Open-Source Strategy: China’s Global Soft Power in AI

China’s AI industry has fully bet on the open-source path, producing real global influence. From Lagos to Kuala Lumpur, developers with limited budgets are flocking to Chinese open-source models because of their lower operating costs and easier experimentation thresholds.

A recent research report by a US Congressional advisory agency pointed out that China’s push towards open-source AI has formed a significant economic advantage domestically—because of extremely low usage thresholds, the related systems quickly penetrate into robotics, logistics, manufacturing and other industrial fields, and real-world data generated from industrial applications feed back into the continuous iteration of AI systems.

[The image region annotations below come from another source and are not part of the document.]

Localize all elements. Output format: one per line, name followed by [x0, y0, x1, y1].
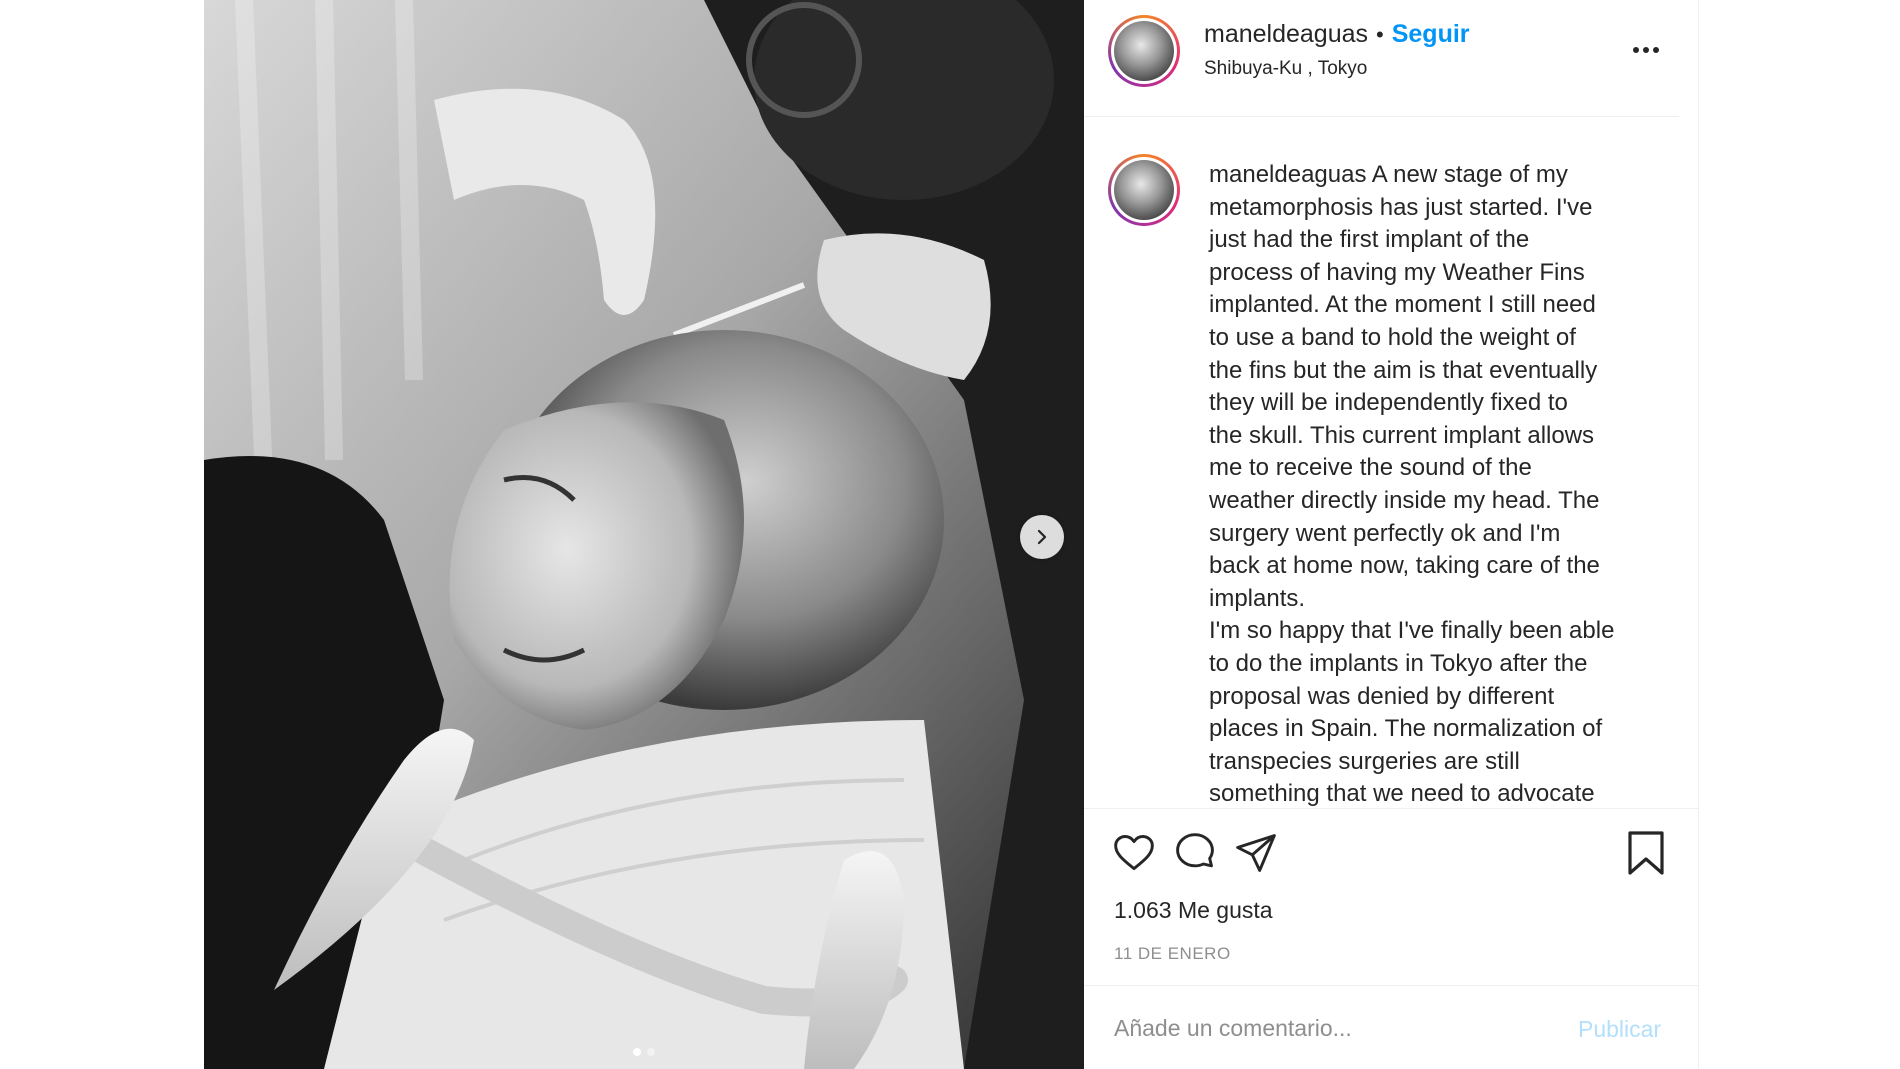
post-photo	[204, 0, 1084, 1069]
save-button[interactable]	[1624, 829, 1668, 882]
caption-username[interactable]: maneldeaguas	[1209, 161, 1366, 188]
add-comment-area: Publicar	[1084, 986, 1699, 1069]
comment-bubble-icon	[1176, 833, 1214, 868]
separator-bullet: •	[1376, 21, 1384, 47]
carousel-dot-active	[633, 1048, 641, 1056]
comment-button[interactable]	[1173, 831, 1217, 880]
follow-button[interactable]: Seguir	[1392, 20, 1470, 49]
instagram-post: maneldeaguas • Seguir Shibuya-Ku , Tokyo…	[204, 0, 1699, 1069]
comment-input[interactable]	[1114, 1008, 1534, 1048]
avatar[interactable]	[1108, 15, 1180, 87]
post-media[interactable]	[204, 0, 1084, 1069]
like-count[interactable]: 1.063 Me gusta	[1114, 897, 1273, 924]
like-button[interactable]	[1112, 831, 1156, 880]
post-details-panel: maneldeaguas • Seguir Shibuya-Ku , Tokyo…	[1084, 0, 1699, 1069]
share-button[interactable]	[1234, 831, 1278, 880]
more-options-button[interactable]	[1628, 32, 1664, 68]
carousel-indicator	[204, 1048, 1084, 1056]
publish-button[interactable]: Publicar	[1578, 1016, 1661, 1043]
comments-section[interactable]: maneldeaguas A new stage of my metamorph…	[1084, 118, 1679, 808]
carousel-dot	[647, 1048, 655, 1056]
post-caption: maneldeaguas A new stage of my metamorph…	[1209, 159, 1649, 808]
caption-avatar[interactable]	[1108, 154, 1180, 226]
post-author-username[interactable]: maneldeaguas	[1204, 20, 1368, 49]
post-location[interactable]: Shibuya-Ku , Tokyo	[1204, 58, 1367, 80]
heart-icon	[1114, 835, 1154, 871]
post-header: maneldeaguas • Seguir Shibuya-Ku , Tokyo	[1084, 0, 1679, 117]
post-date: 11 DE ENERO	[1114, 944, 1231, 963]
post-actions: 1.063 Me gusta 11 DE ENERO	[1084, 808, 1699, 986]
chevron-right-icon	[1037, 529, 1047, 545]
more-options-icon	[1633, 47, 1659, 53]
caption-text: A new stage of my metamorphosis has just…	[1209, 161, 1615, 808]
bookmark-icon	[1628, 831, 1664, 875]
paper-plane-icon	[1236, 834, 1276, 872]
next-image-button[interactable]	[1020, 515, 1064, 559]
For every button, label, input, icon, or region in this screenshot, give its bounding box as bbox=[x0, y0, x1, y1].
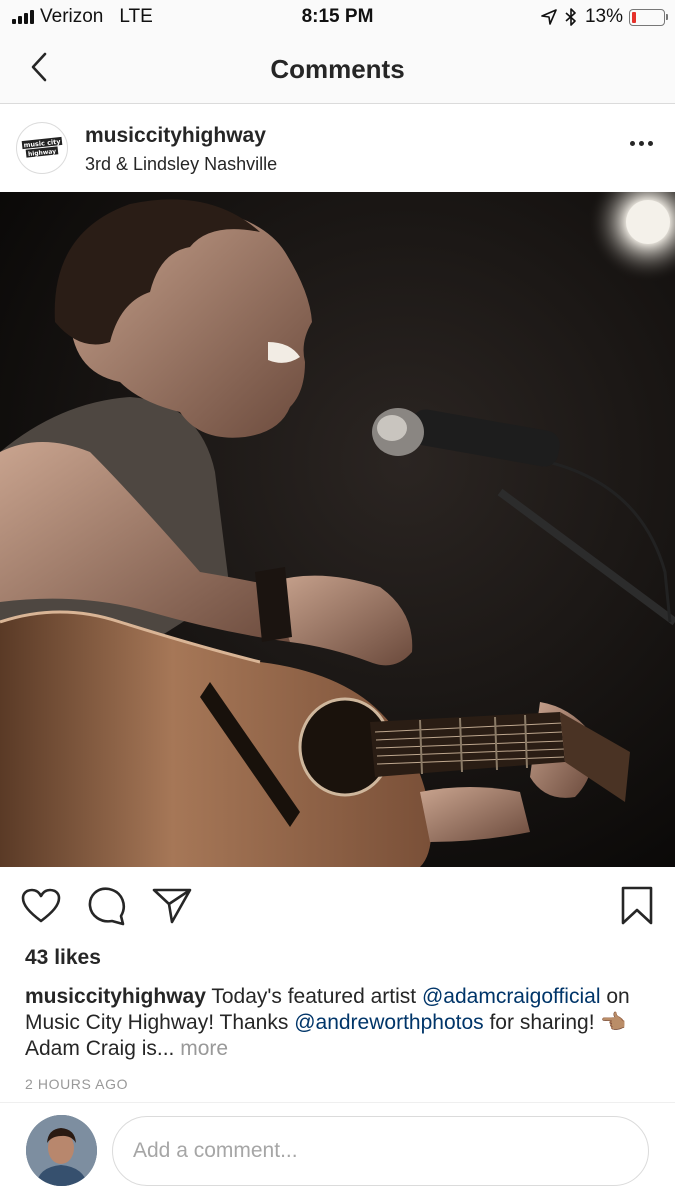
caption-text: Today's featured artist bbox=[205, 985, 422, 1008]
share-button[interactable] bbox=[152, 886, 192, 926]
post-location[interactable]: 3rd & Lindsley Nashville bbox=[85, 154, 277, 175]
avatar[interactable] bbox=[26, 1115, 97, 1186]
post-username[interactable]: musiccityhighway bbox=[85, 124, 266, 148]
user-avatar-photo bbox=[26, 1115, 97, 1186]
more-horizontal-icon bbox=[630, 141, 635, 146]
caption-username[interactable]: musiccityhighway bbox=[25, 985, 206, 1008]
guitarist-singing-at-microphone-photo bbox=[0, 192, 675, 867]
comment-button[interactable] bbox=[87, 886, 127, 926]
brand-avatar[interactable]: music city highway bbox=[16, 122, 68, 174]
battery-fill bbox=[632, 11, 636, 23]
save-button[interactable] bbox=[617, 886, 657, 926]
comment-input[interactable] bbox=[112, 1116, 649, 1186]
post-actions bbox=[0, 868, 675, 944]
battery-percent: 13% bbox=[584, 6, 623, 27]
heart-icon bbox=[21, 888, 61, 923]
status-bar: Verizon LTE 8:15 PM 13% bbox=[0, 0, 675, 36]
comment-bubble-icon bbox=[88, 887, 125, 926]
music-city-highway-logo: music city highway bbox=[21, 136, 63, 158]
caption-more-link[interactable]: more bbox=[180, 1037, 228, 1060]
more-options-button[interactable] bbox=[630, 141, 653, 146]
location-arrow-icon bbox=[541, 9, 557, 25]
post-photo[interactable] bbox=[0, 192, 675, 867]
page-title: Comments bbox=[270, 54, 405, 84]
mention-link[interactable]: @adamcraigofficial bbox=[422, 985, 601, 1008]
like-button[interactable] bbox=[21, 886, 61, 926]
nav-bar: Comments bbox=[0, 36, 675, 104]
post-timestamp: 2 HOURS AGO bbox=[25, 1076, 129, 1092]
status-right: 13% bbox=[541, 6, 668, 28]
bluetooth-icon bbox=[565, 8, 576, 26]
more-dot bbox=[648, 141, 653, 146]
comment-bar bbox=[0, 1103, 675, 1200]
mention-link[interactable]: @andreworthphotos bbox=[294, 1011, 483, 1034]
battery-icon bbox=[629, 8, 668, 26]
post-caption: musiccityhighway Today's featured artist… bbox=[25, 984, 655, 1062]
likes-count[interactable]: 43 likes bbox=[25, 946, 101, 970]
post-header: music city highway musiccityhighway 3rd … bbox=[0, 105, 675, 191]
paper-plane-icon bbox=[152, 888, 192, 924]
more-dot bbox=[639, 141, 644, 146]
bookmark-icon bbox=[621, 886, 653, 925]
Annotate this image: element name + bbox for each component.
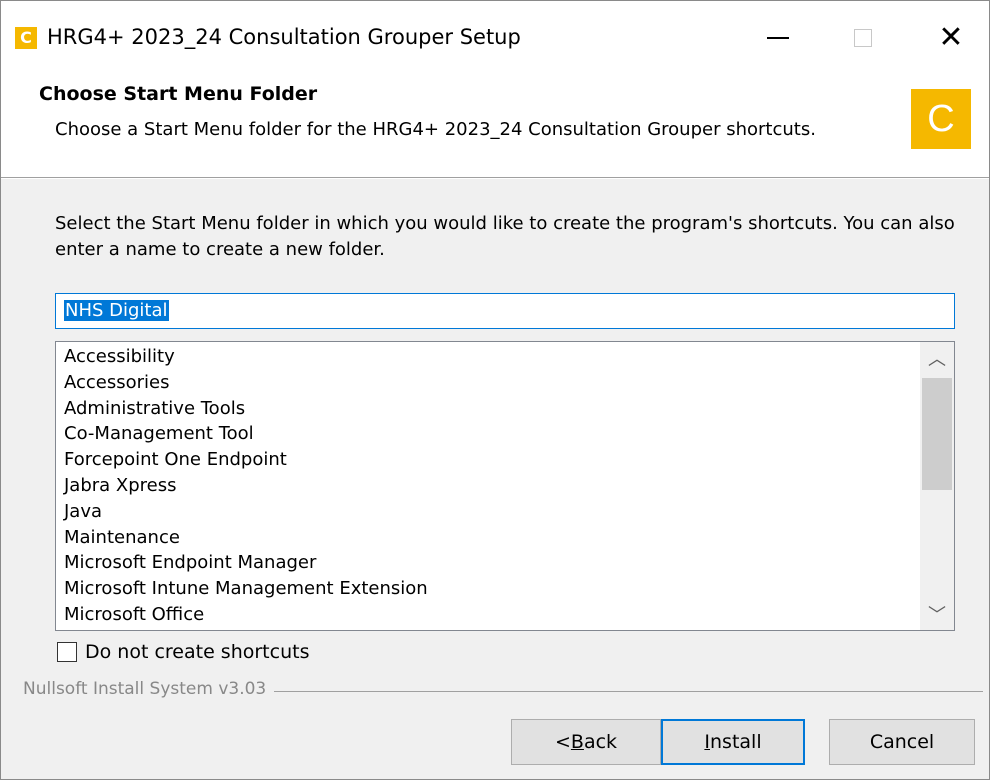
- back-prefix: <: [554, 731, 571, 753]
- scroll-up-icon[interactable]: ︿: [920, 342, 954, 374]
- maximize-button: [831, 15, 895, 61]
- back-rest: ack: [583, 731, 618, 753]
- folder-list-item[interactable]: Microsoft Intune Management Extension: [64, 576, 914, 602]
- cancel-button[interactable]: Cancel: [829, 719, 975, 765]
- app-icon: C: [15, 27, 37, 49]
- folder-list-item[interactable]: Accessories: [64, 370, 914, 396]
- page-header: Choose Start Menu Folder Choose a Start …: [1, 75, 989, 178]
- folder-list-item[interactable]: Microsoft Endpoint Manager: [64, 550, 914, 576]
- folder-input-value: NHS Digital: [64, 300, 169, 321]
- back-button[interactable]: < Back: [511, 719, 661, 765]
- folder-list-item[interactable]: Accessibility: [64, 344, 914, 370]
- minimize-icon: [767, 37, 789, 39]
- scroll-thumb[interactable]: [922, 378, 952, 490]
- page-subtitle: Choose a Start Menu folder for the HRG4+…: [55, 119, 816, 140]
- install-rest: nstall: [710, 731, 762, 753]
- window-title: HRG4+ 2023_24 Consultation Grouper Setup: [47, 25, 521, 49]
- instruction-text: Select the Start Menu folder in which yo…: [55, 213, 955, 260]
- minimize-button[interactable]: [746, 15, 810, 61]
- start-menu-folder-list[interactable]: Accessibility Accessories Administrative T…: [55, 341, 955, 631]
- folder-list-item[interactable]: Co-Management Tool: [64, 421, 914, 447]
- folder-list-item[interactable]: Maintenance: [64, 525, 914, 551]
- folder-list-items: Accessibility Accessories Administrative T…: [64, 344, 914, 628]
- title-bar[interactable]: C HRG4+ 2023_24 Consultation Grouper Set…: [1, 1, 989, 75]
- installer-window: C HRG4+ 2023_24 Consultation Grouper Set…: [0, 0, 990, 780]
- no-shortcuts-label[interactable]: Do not create shortcuts: [85, 641, 309, 663]
- back-mnemonic: B: [570, 731, 584, 753]
- folder-list-item[interactable]: Microsoft Office: [64, 602, 914, 628]
- list-scrollbar[interactable]: ︿ ﹀: [920, 342, 954, 630]
- no-shortcuts-option[interactable]: Do not create shortcuts: [57, 639, 309, 665]
- folder-list-item[interactable]: Forcepoint One Endpoint: [64, 447, 914, 473]
- start-menu-folder-input[interactable]: NHS Digital: [55, 293, 955, 329]
- branding-text: Nullsoft Install System v3.03: [23, 679, 275, 699]
- page-title: Choose Start Menu Folder: [39, 83, 318, 105]
- scroll-down-icon[interactable]: ﹀: [920, 598, 954, 630]
- close-button[interactable]: ✕: [919, 15, 983, 61]
- folder-list-item[interactable]: Administrative Tools: [64, 396, 914, 422]
- header-divider: [1, 178, 989, 179]
- maximize-icon: [854, 29, 872, 47]
- no-shortcuts-checkbox[interactable]: [57, 642, 77, 662]
- folder-list-item[interactable]: Jabra Xpress: [64, 473, 914, 499]
- close-icon: ✕: [938, 20, 964, 55]
- install-button[interactable]: Install: [661, 719, 805, 765]
- folder-list-item[interactable]: Java: [64, 499, 914, 525]
- installer-logo-icon: C: [911, 89, 971, 149]
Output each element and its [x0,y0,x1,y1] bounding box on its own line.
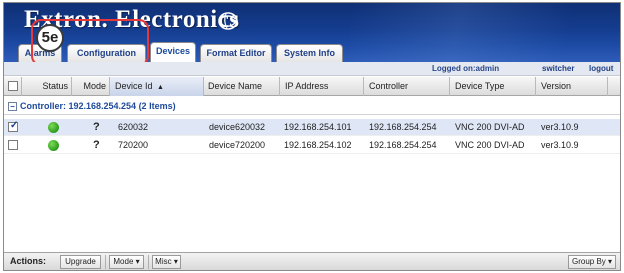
login-bar: Logged on:admin switcher logout [4,62,620,76]
row-version: ver3.10.9 [541,122,579,132]
row-device-id: 720200 [118,140,149,150]
row-ip-address: 192.168.254.102 [284,140,352,150]
switcher-link[interactable]: switcher [542,64,574,73]
table-header: Status Mode Device Id ▲ Device Name IP A… [4,77,620,96]
column-mode[interactable]: Mode [72,77,110,96]
table-row[interactable]: ? 620032 device620032 192.168.254.101 19… [4,119,620,136]
group-header[interactable]: − Controller: 192.168.254.254 (2 Items) [4,99,620,115]
column-device-name[interactable]: Device Name [204,77,280,96]
table-row[interactable]: ? 720200 device720200 192.168.254.102 19… [4,137,620,154]
column-version[interactable]: Version [536,77,608,96]
select-all-column[interactable] [4,77,22,96]
row-version: ver3.10.9 [541,140,579,150]
row-checkbox[interactable] [8,140,18,150]
sort-ascending-icon: ▲ [157,84,164,91]
row-device-name: device620032 [209,122,266,132]
row-controller: 192.168.254.254 [369,122,437,132]
status-ok-icon [48,122,59,133]
app-window: Extron. Electronics Alarms Configuration… [3,2,621,271]
tab-devices[interactable]: Devices [150,42,196,62]
misc-menu-button[interactable]: Misc ▾ [152,255,181,269]
banner-decoration [350,3,620,62]
upgrade-button[interactable]: Upgrade [60,255,101,269]
actions-label: Actions: [10,256,46,266]
row-mode: ? [93,139,100,151]
annotation-step-badge: 5e [36,24,64,52]
row-device-name: device720200 [209,140,266,150]
row-controller: 192.168.254.254 [369,140,437,150]
row-device-type: VNC 200 DVI-AD [455,122,525,132]
tab-system-info[interactable]: System Info [276,44,343,62]
status-ok-icon [48,140,59,151]
select-all-checkbox[interactable] [8,81,18,91]
toolbar-divider [148,255,149,269]
column-device-id-label: Device Id [115,81,153,91]
toolbar-divider [105,255,106,269]
column-device-id[interactable]: Device Id ▲ [110,77,204,96]
row-device-id: 620032 [118,122,149,132]
collapse-group-icon[interactable]: − [8,102,17,111]
column-controller[interactable]: Controller [364,77,450,96]
row-device-type: VNC 200 DVI-AD [455,140,525,150]
row-checkbox[interactable] [8,120,18,132]
logged-on-text: Logged on:admin [432,64,500,73]
logout-link[interactable]: logout [589,64,613,73]
row-mode: ? [93,121,100,133]
tab-format-editor[interactable]: Format Editor [200,44,272,62]
row-ip-address: 192.168.254.101 [284,122,352,132]
column-status[interactable]: Status [22,77,72,96]
column-device-type[interactable]: Device Type [450,77,536,96]
group-by-button[interactable]: Group By ▾ [568,255,616,269]
group-label: Controller: 192.168.254.254 (2 Items) [20,101,176,111]
mode-menu-button[interactable]: Mode ▾ [109,255,144,269]
actions-toolbar: Actions: Upgrade Mode ▾ Misc ▾ Group By … [4,252,620,270]
logo-globe-icon [218,12,238,30]
column-ip-address[interactable]: IP Address [280,77,364,96]
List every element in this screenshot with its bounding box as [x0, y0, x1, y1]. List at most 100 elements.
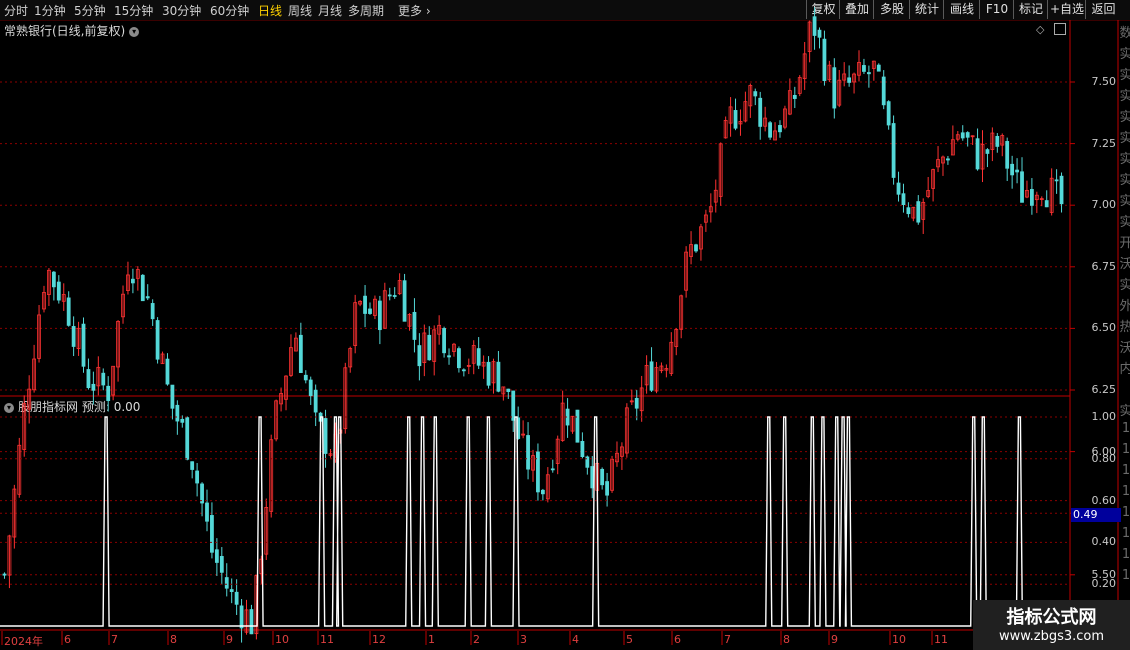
side-strip-char: 沃: [1119, 257, 1130, 272]
candle-body: [797, 77, 802, 94]
toolbar-button-3[interactable]: 统计: [909, 0, 944, 19]
period-tab-1[interactable]: 1分钟: [34, 2, 66, 19]
candle-body: [373, 298, 377, 316]
date-label: 2: [473, 633, 480, 646]
candle-body: [126, 274, 130, 291]
period-tab-2[interactable]: 5分钟: [74, 2, 106, 19]
candle-body: [91, 383, 96, 391]
period-tab-6[interactable]: 日线: [258, 2, 282, 19]
side-strip-char: 开: [1119, 236, 1130, 251]
candle-body: [71, 326, 76, 347]
side-strip-char: 沃: [1119, 341, 1130, 356]
candle-body: [921, 201, 926, 220]
candle-body: [550, 468, 555, 471]
candle-body: [491, 361, 496, 384]
candle-body: [506, 388, 511, 393]
candle-body: [822, 38, 827, 81]
period-tab-0[interactable]: 分时: [4, 2, 28, 19]
toolbar-button-0[interactable]: 复权: [806, 0, 840, 19]
candle-body: [259, 558, 264, 575]
candle-body: [377, 300, 382, 331]
candle-body: [708, 206, 713, 213]
period-tab-9[interactable]: 多周期: [348, 2, 384, 19]
candle-body: [560, 402, 565, 441]
candle-body: [862, 65, 866, 72]
indicator-tick-label: 0.20: [1091, 577, 1117, 591]
candle-body: [881, 76, 886, 106]
candle-body: [1000, 135, 1005, 146]
candle-body: [703, 214, 708, 223]
candle-body: [363, 295, 367, 314]
candle-body: [763, 117, 768, 127]
candle-body: [86, 369, 91, 389]
candle-body: [145, 296, 150, 299]
candle-body: [758, 97, 763, 127]
candle-body: [224, 577, 229, 589]
date-label: 8: [170, 633, 177, 646]
candle-body: [32, 358, 37, 391]
candle-body: [249, 609, 254, 635]
diamond-icon[interactable]: ◇: [1036, 23, 1044, 36]
period-tab-7[interactable]: 周线: [288, 2, 312, 19]
side-strip-char: 实: [1119, 131, 1130, 146]
period-tab-3[interactable]: 15分钟: [114, 2, 153, 19]
candle-body: [644, 364, 649, 386]
date-label: 10: [275, 633, 289, 646]
layout-icon[interactable]: [1054, 23, 1066, 35]
candle-body: [447, 355, 451, 358]
toolbar-button-5[interactable]: F10: [979, 0, 1014, 19]
side-strip-char: 实: [1119, 215, 1130, 230]
candle-body: [294, 337, 298, 352]
candle-body: [323, 418, 328, 454]
candle-body: [901, 193, 906, 206]
candle-body: [659, 365, 664, 372]
candle-body: [970, 135, 975, 138]
watermark-title: 指标公式网: [1006, 607, 1097, 628]
candle-body: [629, 400, 634, 403]
price-tick-label: 7.50: [1091, 75, 1117, 88]
candle-body: [476, 348, 481, 366]
period-tab-4[interactable]: 30分钟: [162, 2, 201, 19]
candle-body: [689, 244, 693, 257]
candle-body: [402, 280, 407, 322]
candle-body: [368, 308, 372, 314]
side-strip-char: 1: [1121, 568, 1130, 583]
toolbar-button-6[interactable]: 标记: [1013, 0, 1048, 19]
watermark-url: www.zbgs3.com: [998, 629, 1105, 644]
candle-body: [303, 374, 308, 381]
toolbar-button-4[interactable]: 画线: [943, 0, 980, 19]
chevron-down-icon[interactable]: ▾: [4, 402, 14, 413]
period-tab-8[interactable]: 月线: [318, 2, 342, 19]
candle-body: [313, 389, 318, 413]
kline-chart[interactable]: [0, 0, 1130, 650]
date-label: 7: [111, 633, 118, 646]
period-tab-5[interactable]: 60分钟: [210, 2, 249, 19]
chevron-down-icon[interactable]: ▾: [129, 26, 140, 37]
candle-body: [753, 91, 758, 97]
candle-body: [457, 348, 461, 369]
price-tick-label: 6.50: [1091, 321, 1117, 335]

Kevin Xu characterized this trend as a logic of soft power in the technology field: “Open source is the soft power of the future technology field.” He noted that as Chinese companies expand overseas, the open-source strategy, by providing cheaper and more accessible tools, has effectively won recognition from the global developer community.

DeepSeek’s choice of open source is also part of China’s overall AI strategy. Analysts said that China has almost fully opened its top systems in open-source models to the outside world, forming a sharp contrast to the tight protection of core models by American companies like OpenAI and Anthropic.